At the exam, the following may be used:
  • 4 A4 sheets (8 pages if you print duplex) of hand-written summary. We recommend writing the summary by hand, but it can also be machine-written. In the latter case, the font size must be 8 points or larger throughout.
  • A standard pocket calculator (devices with network or bluetooth access, as well as devices capable of storing and displaying documents are not allowed)
Items not adhering to these guidelines will be confiscated in their entirety at the beginning of the exam.

Registration to the exam

For students of the Master program Computational Modeling and Simulation: via CampusNet SELMA

For students of other degree programs: via your respective examination office

For students of the IMPRS-CellDevoSys: via lists circulated in the lecture, or via e-mail to Prof. Sbalzarini

Exam Review

You can come and look at your exam, and ask questions about its correction and the answers given during the exam review times. In order to accommodate for everyone's schedule, we offer three exam review dates at different times:

  • October 12, 2020, 2pm CANCELED DUE TO RAIN. NEW DATE: October 19, 2020, 10am
  • October 27, 10am
  • November 4, 4pm

Location for all exam reviews: Outdoors in the seating area in front of the Center for Systems Biology Dresden, Pfotenhauerstr. 108 (yellow building) (Maps Link). The review only takes place if there is no rain. In case of rain, a new date will be found. In order to participate, You MUST wear a face mask and you are only allowed to come forward one by one.
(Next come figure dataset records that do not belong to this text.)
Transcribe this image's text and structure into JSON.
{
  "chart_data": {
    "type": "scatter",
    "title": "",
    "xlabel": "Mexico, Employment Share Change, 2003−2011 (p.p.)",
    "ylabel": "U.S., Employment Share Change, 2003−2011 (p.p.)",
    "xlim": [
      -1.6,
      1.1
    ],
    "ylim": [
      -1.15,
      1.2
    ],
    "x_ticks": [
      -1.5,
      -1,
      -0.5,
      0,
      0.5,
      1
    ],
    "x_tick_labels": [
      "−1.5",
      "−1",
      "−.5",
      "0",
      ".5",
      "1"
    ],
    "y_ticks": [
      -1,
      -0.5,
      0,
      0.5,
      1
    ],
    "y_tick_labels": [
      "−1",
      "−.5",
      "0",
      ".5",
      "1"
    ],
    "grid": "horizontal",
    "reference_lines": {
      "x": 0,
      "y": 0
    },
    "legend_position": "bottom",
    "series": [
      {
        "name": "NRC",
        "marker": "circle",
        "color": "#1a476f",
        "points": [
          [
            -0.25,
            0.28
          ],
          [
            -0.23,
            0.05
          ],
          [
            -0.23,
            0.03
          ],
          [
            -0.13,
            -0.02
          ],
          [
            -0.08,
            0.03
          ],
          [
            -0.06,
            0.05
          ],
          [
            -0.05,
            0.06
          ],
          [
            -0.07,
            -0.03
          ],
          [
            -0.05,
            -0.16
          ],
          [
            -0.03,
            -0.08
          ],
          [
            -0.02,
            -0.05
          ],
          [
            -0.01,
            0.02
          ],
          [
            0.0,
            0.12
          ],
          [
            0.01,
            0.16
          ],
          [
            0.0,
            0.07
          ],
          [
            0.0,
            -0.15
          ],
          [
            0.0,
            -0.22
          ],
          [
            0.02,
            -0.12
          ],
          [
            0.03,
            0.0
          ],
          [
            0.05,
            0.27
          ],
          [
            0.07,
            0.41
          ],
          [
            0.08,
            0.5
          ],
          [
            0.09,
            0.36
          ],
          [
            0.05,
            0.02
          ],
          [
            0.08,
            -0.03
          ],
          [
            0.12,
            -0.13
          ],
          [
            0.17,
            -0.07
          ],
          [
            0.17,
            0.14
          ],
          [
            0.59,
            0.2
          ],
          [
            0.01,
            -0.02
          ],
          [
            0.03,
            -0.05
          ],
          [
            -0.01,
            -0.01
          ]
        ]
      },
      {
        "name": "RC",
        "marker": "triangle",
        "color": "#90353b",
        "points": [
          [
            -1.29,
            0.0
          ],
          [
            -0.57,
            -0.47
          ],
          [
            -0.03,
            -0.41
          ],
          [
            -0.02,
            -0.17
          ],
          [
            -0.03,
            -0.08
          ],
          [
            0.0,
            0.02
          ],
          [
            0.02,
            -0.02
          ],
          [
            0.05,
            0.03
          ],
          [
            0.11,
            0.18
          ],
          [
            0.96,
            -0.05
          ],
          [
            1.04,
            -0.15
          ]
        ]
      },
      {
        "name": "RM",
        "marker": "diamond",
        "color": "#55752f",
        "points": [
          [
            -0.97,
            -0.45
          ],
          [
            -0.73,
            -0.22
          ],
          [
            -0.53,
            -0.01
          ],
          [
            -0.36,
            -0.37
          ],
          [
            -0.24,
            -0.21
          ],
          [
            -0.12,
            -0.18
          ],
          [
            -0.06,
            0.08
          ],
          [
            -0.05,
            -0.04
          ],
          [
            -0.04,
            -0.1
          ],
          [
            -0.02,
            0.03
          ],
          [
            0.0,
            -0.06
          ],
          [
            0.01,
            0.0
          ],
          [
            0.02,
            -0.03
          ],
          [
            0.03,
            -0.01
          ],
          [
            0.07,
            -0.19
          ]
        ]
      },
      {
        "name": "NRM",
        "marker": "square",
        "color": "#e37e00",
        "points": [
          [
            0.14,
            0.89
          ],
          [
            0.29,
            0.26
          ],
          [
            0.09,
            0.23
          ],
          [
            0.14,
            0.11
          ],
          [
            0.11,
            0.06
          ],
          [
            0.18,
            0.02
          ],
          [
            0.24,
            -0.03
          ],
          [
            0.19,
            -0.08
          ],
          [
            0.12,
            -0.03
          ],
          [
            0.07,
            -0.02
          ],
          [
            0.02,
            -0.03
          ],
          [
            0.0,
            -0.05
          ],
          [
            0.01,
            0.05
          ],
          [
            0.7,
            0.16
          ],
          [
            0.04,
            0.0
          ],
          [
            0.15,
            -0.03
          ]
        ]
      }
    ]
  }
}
IMPORTANT: All students attending an exam review must fill in and sign the exam review form they are going to receive during the review. Undocumented exam reviews are not permitted.

Learning goals
  • Analysis of the dynamic behavior of biological or physical systems with spatial structure

  • Formulation of a model of the system behavior

  • Computer simulation of the model using numerical methods

Special remarks

We focus on biological systems. The taught methods and concepts are, however, applicable in a much broader sense.

Lecture language: ENGLISH

Please find below the lecture syllabus, the slides, the self-check questions, and the exercises: Script

Full lecture notes can be found here: Script (PDF).


The student project will aim at implementing the Quorum Sensing model proposed by J. Müller et al. as described in this publicly available preprint. The final version of the paper is available from Springer Link with university access.